By | November 12, 2016

“A leap in the dark”



Scottish businessman and burglar William Brodie

William “Deacon’. Brodie was born at Brodie’s Close, Lawnmarket, Edinburgh, the eldest of 11 children, on 28 September 1741. He was well educated and by the age of 22 was a Burgess, or freeman, of Edinburgh. In 1781 he became deacon (trade union leader) of the Incorporation of Wrights and succeeded his father on the town council where he served for six of the next seven years, until his death. He probably met Dr Samuel Johnson in this role and was certainly a friend of Robert Burns.

Something of a dandy, Brodie stood just 1.62 m (5 ft 4 in) tall but was always immaculate in his dress. However, the face of respectability by day, by night he was a masked thief and a leader of a gang of robbers. He also kept two mistresses, Jean Watt and Anne Grant, by whom he fathered five children in 13 years.

Edinburgh shopkeepers hung their keys inside their shop doorways, making it easy for Brodie to make impressions of the keys in a small box filled with putty he carried with him. In August 1786 Brodie and his gang stole £800 from Royal Exchange bankers and robbed several goldsmiths on Parliament Close.

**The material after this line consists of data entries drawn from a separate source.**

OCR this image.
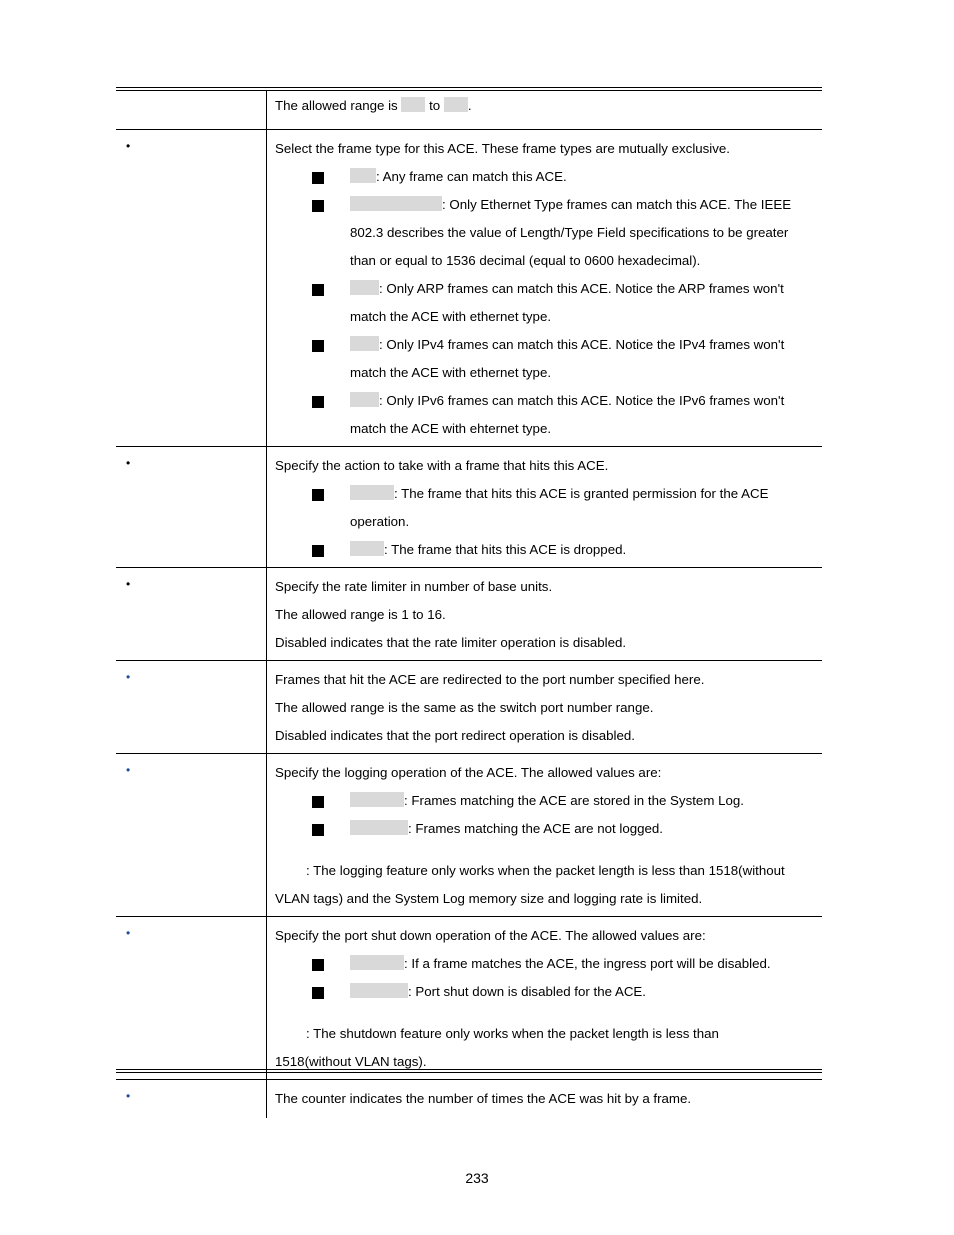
The allowed range is  to .
•	Select the frame type for this ACE. These frame types are mutually exclusive.
: Any frame can match this ACE.
: Only Ethernet Type frames can match this ACE. The IEEE 802.3 describes the value of Length/Type Field specifications to be greater than or equal to 1536 decimal (equal to 0600 hexadecimal).
: Only ARP frames can match this ACE. Notice the ARP frames won't match the ACE with ethernet type.
: Only IPv4 frames can match this ACE. Notice the IPv4 frames won't match the ACE with ethernet type.
: Only IPv6 frames can match this ACE. Notice the IPv6 frames won't match the ACE with ehternet type.
•	Specify the action to take with a frame that hits this ACE.
: The frame that hits this ACE is granted permission for the ACE operation.
: The frame that hits this ACE is dropped.
•	Specify the rate limiter in number of base units.
The allowed range is 1 to 16.
Disabled indicates that the rate limiter operation is disabled.
•	Frames that hit the ACE are redirected to the port number specified here.
The allowed range is the same as the switch port number range.
Disabled indicates that the port redirect operation is disabled.
•	Specify the logging operation of the ACE. The allowed values are:
: Frames matching the ACE are stored in the System Log.
: Frames matching the ACE are not logged.
: The logging feature only works when the packet length is less than 1518(without
VLAN tags) and the System Log memory size and logging rate is limited.
•	Specify the port shut down operation of the ACE. The allowed values are:
: If a frame matches the ACE, the ingress port will be disabled.
: Port shut down is disabled for the ACE.
: The shutdown feature only works when the packet length is less than
1518(without VLAN tags).
•	The counter indicates the number of times the ACE was hit by a frame.
233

At 1am 30 October 1787 the college mace was stolen from the university library. In 1788 a silk shop in the High Street was burgled and the Lord Advocate, Ilay Campbell of Succour, offered to pardon any gang members who turned king’s evidence. The offer produced no results and in February 1788 Brodie was called to serve on a murder trial jury. On 8 March Brodie and his gang, John Brown, George Smith and Andrew Ainslie, attempted to rob the town’s General Excise Office at Chessel’s Court on the Canongate and a few days later Ainslie gave the authorities the names of the gang.


Chessel’s Court, Edinburgh, Scotland


Saturday 8 March 1788


On 12 March Brodie fled to London and then to Holland, from where he intended going to America but he was extradited back to Edinburgh, arriving on 17 July. Deacon Brodie and George Smith went on trial on 27 August 1788. Brown by this time was also a prosecution witness.

Found guilty, they were hanged at the Tolbooth gallows on 1 October before 40,000 people. Brodie described his execution as “A leap in the dark.” John Brown was eventually hanged in England for another crime and Andrew Ainslie was deported to Botany Bay, Australia.


The story of Deacon Brodie inspired Robert Louis Stevenson to write two plays and one novel on the case. The latter Longmans published as The Strange Case Of Dr Jekyll And Mr Hyde in January 1886, costing one shilling.